- Please don't fork, branch or create a pull request with this repository.
- Clone it and do your work there.
- When the task is ready, Email your solution back to us (Only first submit count unless otherwise directed).
Thank you for applying to Corva! We'd like to see how you solve problems with large datasets in a performant way.
Provided in data/movies.json
is a list of IMDB movies since 1900. Each movie should have a release year, and will sometimes have a cast list.
Example data node:
{
"title": "Open Season",
"year": 2006,
"cast": [
"Martin Lawrence",
"Ashton Kutcher",
"Debra Messing",
"Gary Sinise"
],
"genres": [
"Animated"
]
}
Your goal is to process this file and output a list of 3 columns:
- Cast Name
- Year
- Sum count of movies the cast member starred in that year
The dataset should be sorted primarily alphabetically in ascending order by Cast Name, and secondly numerically in ascending order by Year.

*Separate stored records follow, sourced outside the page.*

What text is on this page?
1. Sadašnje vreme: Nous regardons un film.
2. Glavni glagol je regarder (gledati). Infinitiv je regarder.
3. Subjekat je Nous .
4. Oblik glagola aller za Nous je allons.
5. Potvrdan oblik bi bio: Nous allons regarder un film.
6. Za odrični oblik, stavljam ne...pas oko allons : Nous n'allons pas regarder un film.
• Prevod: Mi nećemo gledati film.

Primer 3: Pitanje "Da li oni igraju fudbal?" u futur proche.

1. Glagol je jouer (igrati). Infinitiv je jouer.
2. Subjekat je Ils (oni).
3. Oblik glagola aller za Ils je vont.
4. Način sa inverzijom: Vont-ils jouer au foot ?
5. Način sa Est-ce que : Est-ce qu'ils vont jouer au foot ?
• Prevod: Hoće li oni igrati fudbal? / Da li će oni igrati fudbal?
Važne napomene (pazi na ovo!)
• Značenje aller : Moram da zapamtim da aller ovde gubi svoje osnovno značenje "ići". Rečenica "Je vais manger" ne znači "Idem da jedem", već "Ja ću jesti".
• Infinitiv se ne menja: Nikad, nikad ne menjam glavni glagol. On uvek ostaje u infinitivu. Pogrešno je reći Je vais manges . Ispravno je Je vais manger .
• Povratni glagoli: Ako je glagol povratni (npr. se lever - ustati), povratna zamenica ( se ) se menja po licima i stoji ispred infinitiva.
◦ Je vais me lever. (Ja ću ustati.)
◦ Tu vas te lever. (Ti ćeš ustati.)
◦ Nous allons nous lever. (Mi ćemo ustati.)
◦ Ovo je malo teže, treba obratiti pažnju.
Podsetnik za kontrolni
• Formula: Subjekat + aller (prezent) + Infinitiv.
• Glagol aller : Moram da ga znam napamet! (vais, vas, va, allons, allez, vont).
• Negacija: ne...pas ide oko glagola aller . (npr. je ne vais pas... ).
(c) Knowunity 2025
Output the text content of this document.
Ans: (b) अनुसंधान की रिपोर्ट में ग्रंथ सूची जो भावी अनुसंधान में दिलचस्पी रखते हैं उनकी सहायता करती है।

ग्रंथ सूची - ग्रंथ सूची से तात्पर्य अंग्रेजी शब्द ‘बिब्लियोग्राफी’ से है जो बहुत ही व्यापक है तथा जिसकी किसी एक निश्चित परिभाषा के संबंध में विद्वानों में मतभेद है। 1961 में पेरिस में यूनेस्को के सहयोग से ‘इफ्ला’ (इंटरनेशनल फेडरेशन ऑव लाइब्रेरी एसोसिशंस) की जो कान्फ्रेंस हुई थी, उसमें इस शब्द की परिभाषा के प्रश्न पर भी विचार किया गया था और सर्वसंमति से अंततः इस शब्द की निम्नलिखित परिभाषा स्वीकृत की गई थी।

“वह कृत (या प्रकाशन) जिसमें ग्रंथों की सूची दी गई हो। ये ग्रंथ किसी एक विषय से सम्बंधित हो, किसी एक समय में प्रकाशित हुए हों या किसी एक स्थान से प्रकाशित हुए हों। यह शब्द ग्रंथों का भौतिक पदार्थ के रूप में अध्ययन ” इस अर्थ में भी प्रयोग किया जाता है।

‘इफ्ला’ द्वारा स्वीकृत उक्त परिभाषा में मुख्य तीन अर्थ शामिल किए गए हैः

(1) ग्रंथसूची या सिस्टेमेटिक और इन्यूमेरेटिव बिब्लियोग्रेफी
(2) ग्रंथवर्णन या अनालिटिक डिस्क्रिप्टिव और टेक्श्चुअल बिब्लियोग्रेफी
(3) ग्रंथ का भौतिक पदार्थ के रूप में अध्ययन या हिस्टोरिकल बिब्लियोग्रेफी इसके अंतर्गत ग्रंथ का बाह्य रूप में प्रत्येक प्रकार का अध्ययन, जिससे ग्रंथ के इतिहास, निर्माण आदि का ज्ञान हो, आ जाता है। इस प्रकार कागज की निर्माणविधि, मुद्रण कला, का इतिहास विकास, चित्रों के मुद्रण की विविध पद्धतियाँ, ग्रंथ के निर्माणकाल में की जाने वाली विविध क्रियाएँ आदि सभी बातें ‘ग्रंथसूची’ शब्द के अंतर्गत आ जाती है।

Please output data separated by either commas or semicolons.
Example output format (note, this may not be accurate years and numbers):
Ashton Kutcher,2006,2
Ashton Kutcher,2007,1
Gary Sinise,2005,3
Gary Sinise,2006,4
Your deliverable should be a solution written in Python 3 that can be run with a single command and that outputs to stdout. Don't email or commit any output files to source control. Any dependencies should be defined in a requirements.txt file.
A good solution will be readable, maintainable, and performant, so please write this code like you would expect it to exist in a production environment for 5+ years.
For extra credit, you can come up with a process to remove invalid cast member names from the output.
Good luck!